Histórico da delação
Na cadeia, Marcelo Odebrecht demorou a considerar a possibilidade de uma delação premiada. Em um depoimento à CPMI da Petrobras, em setembro de 2015, ele disse que não faria o acordo por não ter nada a contar. “Para alguém dedurar, ele precisa ter o que dedurar. Isso não ocorre aqui”, disse.
Por parte da empresa, as negativas de irregularidades permaneciam em diversas notas enviadas à imprensa.
A situação começou a mudar em março de 2016, quando Marcelo foi condenado a 19 anos e 4 meses de prisão pelo juiz Sérgio Moro, responsável pela Operação Lava Jato na primeira instância. Esse foi o primeiro processo em que ele recebeu uma sentença na Lava Jato.
Naquele mesmo mês, a secretária Maria Lúcia Tavares, que trabalhava no Setor de Operações Estruturadas da Odebrecht, decidiu fazer um acordo de colaboração com o Ministério Público Federal para contar o que sabia sobre as propinas pagas pela empresa ao longo dos anos.
A segunda condenação de Marcelo Odebrecht veio em junho deste ano, em um processo que apurava o pagamento de propina ao ex-ministro Antônio Palocci. De acordo com a sentença, Palocci recebeu propina da empreiteira em troca de ajudá-la a fechar contratos com a Petrobras.
Nesse processo, Marcelo foi condenado a 12 anos, 2 meses e 20 dias de reclusão. Como a sentença saiu depois da delação, Moro decidiu ajustar a pena ao que estava previsto no acordo.
“Embora seja elevada a culpabilidade de Marcelo Odebrecht, a colaboração demanda a concessão de benefícios legais, não sendo possível tratar o criminoso colaborador com excesso de rigor, sob pena de inviabilizar o instituto da colaboração premiada”, disse Moro, na ocasião.
Setor de Operações Estruturadas: a área da propina
Maria Lúcia trabalhava diretamente com Hilberto Mascarenhas, que foi designado por Marcelo para comandar a área responsável pelos repasses ilegais a funcionários públicos, políticos e até milícias e grupos guerrilheiros, no Brasil e no exterior.
Tais fatos fizeram com que a defesa da empresa e do próprio Marcelo considerassem a possibilidade da delação. O acordo, porém, só foi firmado no final de 2016 e homologado no dia 30 de janeiro de 2017, pela ministra Cármen Lúcia, do Supremo Tribunal Federal (STF).

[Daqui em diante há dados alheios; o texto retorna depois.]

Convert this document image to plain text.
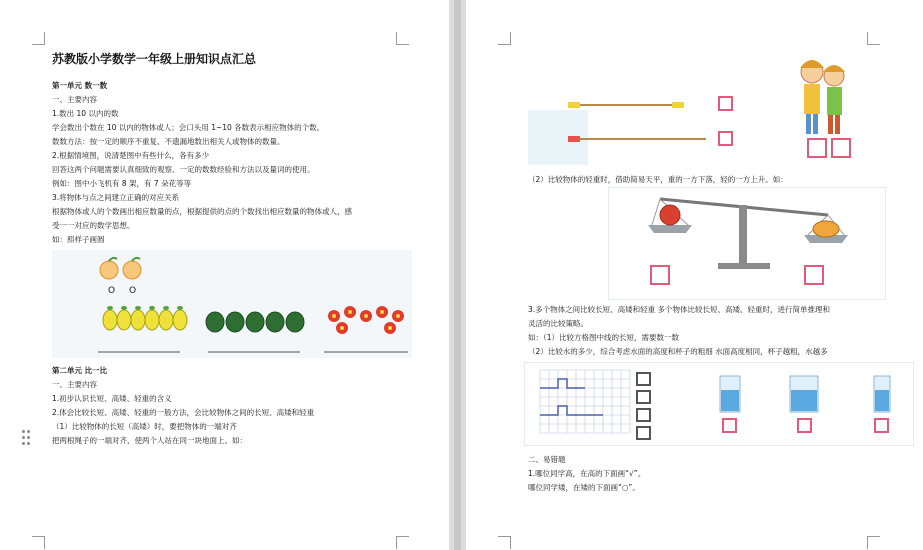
苏教版小学数学一年级上册知识点汇总
第一单元 数一数
一、主要内容
1.数出 10 以内的数
学会数出个数在 10 以内的物体或人；会口头用 1~10 各数表示相应物体的个数。
数数方法：按一定的顺序不重复、不遗漏地数出相关人或物体的数量。
2.根据情境图，说清楚图中有些什么，各有多少
回答这两个问题需要认真细致的观察、一定的数数经验和方法以及量词的使用。
例如：图中小飞机有 8 架，有 7 朵花等等
3.将物体与点之间建立正确的对应关系
根据物体或人的个数画出相应数量的点，根据提供的点的个数找出相应数量的物体或人，感
受一一对应的数学思想。
如：照样子画圆
O O
第二单元 比一比
一、主要内容
1.初步认识长短、高矮、轻重的含义
2.体会比较长短、高矮、轻重的一般方法，会比较物体之间的长短、高矮和轻重
（1）比较物体的长短（高矮）时，要把物体的一端对齐
把两根绳子的一端对齐，使两个人站在同一块地面上。如：
（2）比较物体的轻重时，借助简易天平，重的一方下落，轻的一方上升。如：
3.多个物体之间比较长短、高矮和轻重 多个物体比较长短、高矮、轻重时，进行简单推理和
灵活的比较策略。
如：（1）比较方格图中线的长短，需要数一数
（2）比较水的多少，综合考虑水面的高度和杯子的粗细 水面高度相同，杯子越粗，水越多
二、易错题
1.哪位同学高，在高的下面画“√”。
哪位同学矮，在矮的下面画“○”。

Além do herdeiro do grupo, 76 executivos ligados à empresa falaram o que sabiam à Justiça, e a delação foi considerada pelo Judiciário uma das maiores da história.
Em um dos depoimentos, Emilio Odebrecht, pai de Marcelo, disse que os pagamentos de propina aconteciam há cerca de 30 anos, pelo menos.
Nomes revelados
Os delatores apontaram os nomes de mais de 200 políticos que teriam sido beneficiados pelo esquema. Em troca, eles ajudaram a empreiteira a fechar negócios com o poder público em várias áreas, desde os contratos com a Petrobras até contratos de saneamento básico com prefeituras.
Entre os políticos citados direta ou indiretamente nas delações estão todos os ex-presidentes desde a redemocratização, após o fim da ditadura militar, de José Sarney a Michel Temer.
Durante os depoimentos, Marcelo Odebrecht afirmou que não há político eleito sem caixa 2 no país.
“Não existe ninguém no Brasil eleito sem caixa 2. O cara até pode dizer que não sabia, mas recebeu dinheiro do partido que era caixa 2. Não existe, não existe”, disse o empresário.
As delações dos executivos da Odebrecht fizeram a Procuradoria-Geral da República (PGR) abrir 74 inquéritos para investigar as pessoas citadas. A lista chegou a vazar para a imprensa.
No dia 11 de abril, o ministro Luiz Edson Fachin, do STF, determinou a divulgação dos nomes e a distribuição dos inquéritos na Suprema Corte e nas instâncias inferiores, conforme a existência ou não de foro privilegiado.
A chamada “Lista de Fachin” continha nomes de políticos das principais agremiações, em vários graus de relevância dentro das legendas.